Maybe.prototype.unit = function (u) {
    return Maybe.maybe(u);
};

 Maybe.maybe = function (t) {
        return t === null || t === undefined ?
            new Maybe(MaybeType.Nothing) :
            new Maybe(MaybeType.Just, t);
};

  function Maybe(type, value) {
        this.type = type;
        this.value = value;
}
       

This implementation of the maybe constructor is a lot like what we saw before. Again, here the type is purely marked with state on the object. So a maybe with “just” as its type holds a value, and a maybe with “nothing” as its type holds nothing, and these types (which are implemented elsewhere as objects) are passed as arguments to the constructor.

It’s noteable that what is being done here– with the type as argument or, in our previous implementation, as tested against instance of, is dynamic type checking done at runtime, and has nothing to do with typescript’s type checking.

The Lift Function

From the previous discussion of lift, we know it takes some function in one type and makes it return that value in the monad wrapper. What does that process look like as a type declaration in tsMonad?

lift<U>(f: (t: T) => U): Functor<U>;

lift:<U>(f: (t: T) => U) => Maybe<U>;

What the heck is a functor? It’s basically another type in functional programming, which implements a function called fmap. Fmap is a function that can do the following:

fmap<U>(Functor<T>, (f: (t: T) => U)): Functor<U>;

So it takes a functor in T, runs a function from T to U on it, and returns a Functor in U. Javascript’s array function map is a good example of it. Consider:

    let a = ['z','q'];
    let b = a.map((t)={return t.charCodeAt(0);});

Here the array is a functor. The functor a is of type string. The map function works on that array and a function and returns a new array of a different type (integer).

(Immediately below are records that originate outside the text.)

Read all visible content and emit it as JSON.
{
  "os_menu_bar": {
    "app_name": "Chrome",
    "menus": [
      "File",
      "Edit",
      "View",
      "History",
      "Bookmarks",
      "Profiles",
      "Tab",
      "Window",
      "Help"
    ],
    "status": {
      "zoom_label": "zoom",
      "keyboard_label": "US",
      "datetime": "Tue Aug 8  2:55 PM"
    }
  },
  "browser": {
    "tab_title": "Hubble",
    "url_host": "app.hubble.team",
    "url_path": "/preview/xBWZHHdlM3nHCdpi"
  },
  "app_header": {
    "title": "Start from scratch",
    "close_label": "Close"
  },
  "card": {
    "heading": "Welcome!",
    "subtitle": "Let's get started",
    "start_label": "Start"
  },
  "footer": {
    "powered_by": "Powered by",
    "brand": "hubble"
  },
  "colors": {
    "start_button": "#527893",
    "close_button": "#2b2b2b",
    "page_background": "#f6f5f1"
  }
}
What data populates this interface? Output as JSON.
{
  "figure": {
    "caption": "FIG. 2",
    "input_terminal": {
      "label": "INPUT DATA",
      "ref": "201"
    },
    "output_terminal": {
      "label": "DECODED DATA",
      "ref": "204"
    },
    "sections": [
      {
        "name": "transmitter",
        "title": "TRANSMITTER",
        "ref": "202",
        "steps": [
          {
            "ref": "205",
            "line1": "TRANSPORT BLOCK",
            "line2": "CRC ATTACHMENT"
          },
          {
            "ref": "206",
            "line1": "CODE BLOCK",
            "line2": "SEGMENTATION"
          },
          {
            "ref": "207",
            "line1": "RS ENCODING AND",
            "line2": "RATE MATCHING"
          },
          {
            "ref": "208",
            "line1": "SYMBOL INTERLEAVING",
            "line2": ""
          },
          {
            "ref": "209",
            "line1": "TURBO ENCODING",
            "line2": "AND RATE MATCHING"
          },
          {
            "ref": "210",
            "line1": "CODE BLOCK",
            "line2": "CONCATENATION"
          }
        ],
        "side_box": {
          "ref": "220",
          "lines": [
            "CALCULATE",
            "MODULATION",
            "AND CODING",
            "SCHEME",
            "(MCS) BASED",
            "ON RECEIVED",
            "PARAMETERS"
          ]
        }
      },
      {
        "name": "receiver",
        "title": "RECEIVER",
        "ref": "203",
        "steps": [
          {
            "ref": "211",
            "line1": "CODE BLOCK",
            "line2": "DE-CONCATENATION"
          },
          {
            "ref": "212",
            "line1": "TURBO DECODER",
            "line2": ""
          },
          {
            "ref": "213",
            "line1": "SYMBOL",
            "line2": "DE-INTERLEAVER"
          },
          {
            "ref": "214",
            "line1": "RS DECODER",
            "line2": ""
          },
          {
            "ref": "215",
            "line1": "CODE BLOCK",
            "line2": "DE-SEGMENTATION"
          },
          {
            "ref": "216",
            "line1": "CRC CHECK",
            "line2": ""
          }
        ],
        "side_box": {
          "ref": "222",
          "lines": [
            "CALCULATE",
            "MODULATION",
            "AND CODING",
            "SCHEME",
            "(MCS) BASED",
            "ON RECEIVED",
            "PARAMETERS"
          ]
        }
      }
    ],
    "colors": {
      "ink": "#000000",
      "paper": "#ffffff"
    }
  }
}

Maybe implements not only the Monad interface, but also Functor. Here lift is declared in the Functor interface. Therefore it implements lift as defined for functors. Since lift just takes a function that has nothing to do with a monad and makes it return a monad, it can be defined as taking a function from T to U and returning a Maybe of U.

But now there’s a big difference between what we made in part II and how this monad is implemented. In part II lift and bind returned functions that were bound or lifted. This monad is only returning the monad. The lifted function is executed when lift is called. Previously a lifted function could be passed around. Here it is called on the monad and the monad executes it. So the meaning of lift is quite different.

The Bind Function

The bind function has the same differences. It takes an already lifted function, and allows it to accept arguments of the monad type. But rather than doing so explicitly it does it implicitly, and immediately returns the result:

    bind<U>(f: (t: T) => Monad<U>): Monad<U>;

    bind<U>(f: (t: T) => Maybe<U>): Maybe<U>;

    Maybe.prototype.bind = function (f) {
        return this.type === MaybeType.Just ?
            f(this.value) :
            Maybe.nothing();
    };

This bind function is called on a monad object and unwraps its value during execution.

So, which way is right? Probably this way. If you want to talk about monads and be understood, it is certainly a good idea to mean a monad class that implements type changes in this way. In part II there was no “Monad” class properly speaking. Here there is a monad class, allowing it to be chained together, and lift and bind are very specific operations that the monad class implements.

However we did see that unit, lift, and bind can pass all of the monad laws using the approach of a distributed monad system. They can be chained together anywhere using a do command.